Winter Recipes from the Collective by Louise Glück
New York. Farrar Straus and Giroux. 2021. 64 pages.
LOUISE GLÜCK HAS been the recipient of nearly every award recognizing a poet’s craft. In November 2020 she was awarded the Nobel Prize in Literature. In her acceptance speech, Glück expressed the desire to continue to “honor the intimate, private voice.” Her fourteenth, latest work, Winter Recipes from the Collective, vividly resonates with this theme and embodies a transformative quality of life that is also entwined with the concept of stillness.
The collection’s understated and sparse cover resembles such stillness and deserves some explanation. It exhibits a group of paintings known as the “Album of Pheasants” by the enigmatic seventeenth-century poet-artist Bada Shanren, whose own work contains similarly nuanced threads of restraint and allusiveness. After the fall of the Ming Dynasty, Bada Shanren retreated to a reclusive life in a Daoist monastery. His cryptic inscription appearing on the cover of Glück’s new collection, written when he was in his old age, suggests the emptiness of political rhetoric. It concludes with a seal that indicates how one can only gain true spiritual immortality and enlightenment by withdrawing oneself from worldly possessions. This philosophical connotation finds its parallel in the glowering, humanlike expression of the chick in ink, which appears in monochrome and which, while deceptively abbreviated and ingenious, is imbued with a sense of stillness and quietude.

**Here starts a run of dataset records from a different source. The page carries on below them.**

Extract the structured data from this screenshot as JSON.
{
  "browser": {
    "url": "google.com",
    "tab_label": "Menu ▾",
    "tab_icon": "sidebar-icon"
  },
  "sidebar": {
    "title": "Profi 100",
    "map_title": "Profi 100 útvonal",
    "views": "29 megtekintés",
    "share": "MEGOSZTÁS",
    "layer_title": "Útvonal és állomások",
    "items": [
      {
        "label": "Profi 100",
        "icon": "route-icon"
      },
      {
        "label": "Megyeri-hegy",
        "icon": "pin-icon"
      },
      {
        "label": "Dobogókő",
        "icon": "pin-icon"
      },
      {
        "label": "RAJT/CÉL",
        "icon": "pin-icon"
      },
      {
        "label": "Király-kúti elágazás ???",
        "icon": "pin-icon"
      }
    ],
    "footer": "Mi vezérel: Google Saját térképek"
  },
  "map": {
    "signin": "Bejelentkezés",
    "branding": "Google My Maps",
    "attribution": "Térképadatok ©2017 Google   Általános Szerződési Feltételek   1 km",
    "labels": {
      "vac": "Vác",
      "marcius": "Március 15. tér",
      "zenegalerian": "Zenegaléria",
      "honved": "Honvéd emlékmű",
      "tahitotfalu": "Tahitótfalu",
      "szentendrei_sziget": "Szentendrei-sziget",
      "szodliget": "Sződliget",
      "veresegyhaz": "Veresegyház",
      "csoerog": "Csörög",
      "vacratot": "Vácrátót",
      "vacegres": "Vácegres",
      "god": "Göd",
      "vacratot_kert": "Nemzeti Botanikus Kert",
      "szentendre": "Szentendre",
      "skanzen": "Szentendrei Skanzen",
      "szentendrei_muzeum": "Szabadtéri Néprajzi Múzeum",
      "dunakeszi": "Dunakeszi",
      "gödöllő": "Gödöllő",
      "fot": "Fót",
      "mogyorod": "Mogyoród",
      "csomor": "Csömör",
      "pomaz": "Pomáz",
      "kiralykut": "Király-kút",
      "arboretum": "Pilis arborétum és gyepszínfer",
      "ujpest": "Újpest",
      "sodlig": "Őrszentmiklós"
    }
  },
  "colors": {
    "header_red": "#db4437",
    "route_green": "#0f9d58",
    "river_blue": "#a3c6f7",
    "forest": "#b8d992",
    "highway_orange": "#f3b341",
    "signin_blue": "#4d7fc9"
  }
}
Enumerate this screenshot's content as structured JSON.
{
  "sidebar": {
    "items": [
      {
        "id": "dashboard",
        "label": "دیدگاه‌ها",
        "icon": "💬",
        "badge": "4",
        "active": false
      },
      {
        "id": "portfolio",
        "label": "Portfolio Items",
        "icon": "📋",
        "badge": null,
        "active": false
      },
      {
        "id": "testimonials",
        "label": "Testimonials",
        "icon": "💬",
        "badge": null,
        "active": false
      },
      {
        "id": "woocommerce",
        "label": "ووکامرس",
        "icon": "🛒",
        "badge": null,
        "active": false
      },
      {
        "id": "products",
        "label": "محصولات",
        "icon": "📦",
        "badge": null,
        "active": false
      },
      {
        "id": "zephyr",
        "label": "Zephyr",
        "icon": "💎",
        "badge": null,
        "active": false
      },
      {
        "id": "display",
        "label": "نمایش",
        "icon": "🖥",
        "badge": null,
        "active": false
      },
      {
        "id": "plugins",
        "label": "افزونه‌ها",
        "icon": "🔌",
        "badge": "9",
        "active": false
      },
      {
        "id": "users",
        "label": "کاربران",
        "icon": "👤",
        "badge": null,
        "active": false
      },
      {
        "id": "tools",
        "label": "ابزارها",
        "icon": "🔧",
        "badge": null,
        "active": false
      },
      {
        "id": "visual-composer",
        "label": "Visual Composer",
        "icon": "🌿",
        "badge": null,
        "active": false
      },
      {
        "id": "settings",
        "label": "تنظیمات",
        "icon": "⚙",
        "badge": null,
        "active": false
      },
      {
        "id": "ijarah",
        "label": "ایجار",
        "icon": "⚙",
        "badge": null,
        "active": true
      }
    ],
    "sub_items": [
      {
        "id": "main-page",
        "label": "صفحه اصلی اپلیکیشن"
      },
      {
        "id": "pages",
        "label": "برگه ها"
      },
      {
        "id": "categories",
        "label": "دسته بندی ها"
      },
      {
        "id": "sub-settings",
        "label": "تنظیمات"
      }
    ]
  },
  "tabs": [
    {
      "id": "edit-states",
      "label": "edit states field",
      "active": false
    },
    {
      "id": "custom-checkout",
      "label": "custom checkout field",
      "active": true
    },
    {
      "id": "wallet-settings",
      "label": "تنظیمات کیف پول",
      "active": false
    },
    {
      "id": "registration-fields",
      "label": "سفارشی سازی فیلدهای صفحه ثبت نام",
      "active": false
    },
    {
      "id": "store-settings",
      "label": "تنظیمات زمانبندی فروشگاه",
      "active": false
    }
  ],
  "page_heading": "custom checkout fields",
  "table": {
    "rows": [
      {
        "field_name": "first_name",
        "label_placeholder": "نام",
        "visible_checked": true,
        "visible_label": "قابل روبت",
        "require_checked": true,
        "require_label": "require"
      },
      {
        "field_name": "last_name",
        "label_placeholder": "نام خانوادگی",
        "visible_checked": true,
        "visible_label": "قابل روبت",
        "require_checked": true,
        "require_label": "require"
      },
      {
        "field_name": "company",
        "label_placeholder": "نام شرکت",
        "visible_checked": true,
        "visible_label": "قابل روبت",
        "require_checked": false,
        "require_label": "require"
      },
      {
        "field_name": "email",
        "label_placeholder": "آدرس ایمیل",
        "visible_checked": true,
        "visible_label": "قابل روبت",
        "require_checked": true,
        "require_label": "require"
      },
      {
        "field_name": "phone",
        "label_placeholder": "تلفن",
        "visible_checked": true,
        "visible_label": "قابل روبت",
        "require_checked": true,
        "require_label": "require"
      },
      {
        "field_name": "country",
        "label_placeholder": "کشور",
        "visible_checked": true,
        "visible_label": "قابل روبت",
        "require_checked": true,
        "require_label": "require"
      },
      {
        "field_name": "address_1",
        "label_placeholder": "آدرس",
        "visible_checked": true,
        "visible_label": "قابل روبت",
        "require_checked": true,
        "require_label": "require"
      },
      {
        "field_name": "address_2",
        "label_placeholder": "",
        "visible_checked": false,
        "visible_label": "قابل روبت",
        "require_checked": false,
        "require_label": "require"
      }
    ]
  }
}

Glück’s cover sets the tone for the entire collection of fifteen exquisitely written poems, all of which display not only placidity and minimalism but also psychological depth. Reflecting the subtleties and intricacies of human relations, the poems converse with one another in dialogic and narrative forms. The first poem in the collection, simply titled “Poem,” opens with the surreal image of a couple watching a boy and girl eating wild berries from a dish “painted with pictures of birds” and then flying away. The couple desires the same kind of flight but can only descend in “downward” motions. They eventually accept that this world is more “beautiful than the last.” This opening poem echoes the sentiment of the cover’s chick that quietly comes to accept one’s own ability in life.
The rest of the collection’s poems also center on transient, elegiac interactions. These occur between, as examples, two sisters; parents and children; teacher and student; concierge and client. Readers witness how the events unfold in these disparate exchanges and imagistic snippets between individuals about such haunting topics as death, loss, and regret, each of which conveys the difficulties of life. Every relationship oscillates between the dualistic tensions of assertion and ambiguity. However, toward the end of nearly every work, the narratives are abruptly suspended, unfinished, and are seemingly replaced with a recurrent ambience of ascetic emptiness in which beginnings and endings cross each other.
This notion of circularity complements the ancient Chinese wisdom that appears at the end of a few poems in this collection. For instance, in “The Denial of Death,” the speaker alludes to the philosophical adage of Daoism: “all things flow, like the empty cup in the Daodejing – / Everything is change, he said and everything is connected. / Also everything returns.” These phrases underline how the natural order manifests the unceasing returning of all things back to their beginning. In Glück’s poems, the individual is to conform to the natural rhythm of the cosmos by “going with the flow.” Glück seems to suggest that one can achieve inner peace and stillness by embracing life’s transformations.
The poem entitled “Winter Recipes from the Collective” is a four-part parable that further encapsulates such transformative qualities of circularity in human labor. It begins with an elderly couple undertaking “a time-consuming project” that involves gathering and fermenting mosses as the snow falls. These untidy mosses are then transformed into bonsai. Such a transformation is a miniature representation of natural inharmony and simplicity. The final part seems to invoke how the bonsai unassumingly blossoms into part of the arboretum in December, “the month of darkness.” The collective human efforts enable the survival of nature to undergo this notion of constant changes.
The collection urges us to return to the poems throughout, considering the transformations they offer. They urge us not only to read slowly and carefully but to read repeatedly, and to circle back and reconsider them. This thought links us back to the cover—and another voice (that of Bada Shanren) being “recycled” and transformed. Even though many of the poems herein had been published in other literary magazines, these poems, too, have been “recycled” and appear here transformed because of their appearance in a new collection that, taken as a whole, offers something new and yet something “old” too: the persistent intimacy of human voices over time. The end of the collection feels as much like an ending as it does a beginning.